Patrick Heuer is Sitka’s resident Forest Service silviculturist –or forest growth expert—and says locals are starting to see the impact of the aphids’ voracious appetite.

“Well around town in the last few weeks we’ve seen a lot of the spruce trees especially the ones near the beach and at lower elevations we’ve had a lot of folks calling in and asking about that. It’s basically the spruce aphids feeding on the needles, sucking the juice out of the needles in early winter/ late spring.”

The result is less than pretty.

“Mid June or so the needles basically turn brown and die and fall off, and that’s what we’re seeing right now. It’s the result of aphids feeding, probably January, February, March, and in years where we have mild winters the aphid population rends to build up so that we get more defoliation.” 

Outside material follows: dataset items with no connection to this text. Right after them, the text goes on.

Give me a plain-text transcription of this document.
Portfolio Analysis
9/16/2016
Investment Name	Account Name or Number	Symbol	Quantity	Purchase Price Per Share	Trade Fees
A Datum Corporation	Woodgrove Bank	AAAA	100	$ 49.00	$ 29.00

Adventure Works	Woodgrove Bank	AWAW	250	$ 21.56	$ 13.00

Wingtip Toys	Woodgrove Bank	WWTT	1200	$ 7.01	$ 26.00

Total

Colder winters says Heuer, usually mitigate large aphid populations by killing off their eggs before they hatch. But as warming weather patterns move in, aphid populations move up.

 “It’s a sap sucking, insect, so you can think of it as a tree mosquito.”

That’s Ann Lynch, a research entomologist with the Forest and Woodland Ecosystems Science Program. She’s based in Arizona, but has worked the last 10 years studying and consulting on aphid populations in South East Alaska. She says this “tree mosquito” sucks the fluid out of older needles, dehydrating, and literally starving the tree of nutrients.

Normally she says, one warm winter or spring can’t kill a spruce tree, but a few warm winters and springs in a row can wreak havoc on spruce populations—the largest defoliation recorded from these aphids occurred in South East Alaska and totaled around 46,000 acres in 1998.

“There has been an increase in the frequency and severity and extent of spruce aphid outbreaks in South East Alaska, by extent I mean the outbreaks have gone further inland then they did gone in the past. And that does appear to be related to winter and spring temperatures.”

Lynch and Heuer say the best way to know if your spruce has been affected is to look at the needles. What you’d see is the green tips at the end of the tree basically untouched and the inner or older needles in the tree, brown, sucked dry and maybe scattered around the base of the tree.

Heuer says so far this season only trees at lower elevations have been affected, and if you want to protect your tree from aphids there are a few options.

If you already see the aphids you can rinse them off your tree with a hole, or early in the season you can rinse your tree with a soap and water solution to prevent them from attacking. Either way, Heuer says acting early is the best way to protect your garden spruce.